If the first part of Personal Problems focused on Johnnie Mae then the second part brings Charles to the fore. He too is also having an affair or, perhaps, is about to have an affair; the frequent flashbacks and flash forwards tend to confuse the chronology. The flashpoint is when his father dies suddenly causing Charles to retreat even further inside himself. As he shuts himself away at the funeral, his sister rails against anyone and everyone, demanding to know why her father should die from going into hospital for routine surgery. The family doctor, a friend, can offer only sedatives not answers. Charles’s response is to go on a drunken bender with his brother-in-law and two of his father’s drinking buddies. This long, extended scene, which starts in a bar before finishing by the river, mirrors the early scene with the three women having lunch – both scenes essentially bookend the film – just four guys shooting the breeze, an easy banter forged through years of friendship, where little is said but the camaraderie is heartfelt.

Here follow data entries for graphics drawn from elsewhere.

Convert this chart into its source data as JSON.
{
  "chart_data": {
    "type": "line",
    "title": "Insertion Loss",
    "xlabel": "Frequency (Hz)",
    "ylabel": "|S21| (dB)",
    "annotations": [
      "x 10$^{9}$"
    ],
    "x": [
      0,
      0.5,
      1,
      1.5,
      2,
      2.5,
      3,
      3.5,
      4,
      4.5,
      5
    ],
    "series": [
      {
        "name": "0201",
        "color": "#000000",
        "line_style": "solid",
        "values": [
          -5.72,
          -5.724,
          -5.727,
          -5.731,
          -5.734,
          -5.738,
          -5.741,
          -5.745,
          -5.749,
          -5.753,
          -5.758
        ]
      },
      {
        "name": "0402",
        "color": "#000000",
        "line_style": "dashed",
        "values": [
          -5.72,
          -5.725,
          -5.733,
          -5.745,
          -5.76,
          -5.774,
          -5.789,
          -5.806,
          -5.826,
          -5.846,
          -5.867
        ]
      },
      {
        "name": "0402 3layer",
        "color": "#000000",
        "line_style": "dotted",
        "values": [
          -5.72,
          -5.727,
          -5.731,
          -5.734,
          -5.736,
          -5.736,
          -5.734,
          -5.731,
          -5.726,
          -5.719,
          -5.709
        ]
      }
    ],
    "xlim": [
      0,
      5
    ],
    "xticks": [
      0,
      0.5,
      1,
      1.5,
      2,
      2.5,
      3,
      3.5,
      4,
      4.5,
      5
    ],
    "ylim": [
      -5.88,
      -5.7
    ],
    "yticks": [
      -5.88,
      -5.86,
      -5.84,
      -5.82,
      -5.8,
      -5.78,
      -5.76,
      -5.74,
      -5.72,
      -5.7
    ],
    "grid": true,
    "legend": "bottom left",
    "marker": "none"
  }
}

These scenes, with their overlapping dialogue, improvised acting, natural lighting, and a camera constantly on the verge of being distracted, share an affinity with the films of John Cassavetes who, like Gunn, also loathed Hollywood. Unlike Gunn though, Cassavetes enjoyed considerable critical acclaim if not commercial success. When Cassavetes died in 1989, the same year that Bill Gunn passed away, the film world mourned the loss of a truly independent maverick filmmaker but remained silent over Gunn, another black voice omitted from the history of Hollywood. It is even more poignant that Personal Problems not only gives voice to Gunn himself, but also to the notion that black voices, black lives, and black spaces really do matter.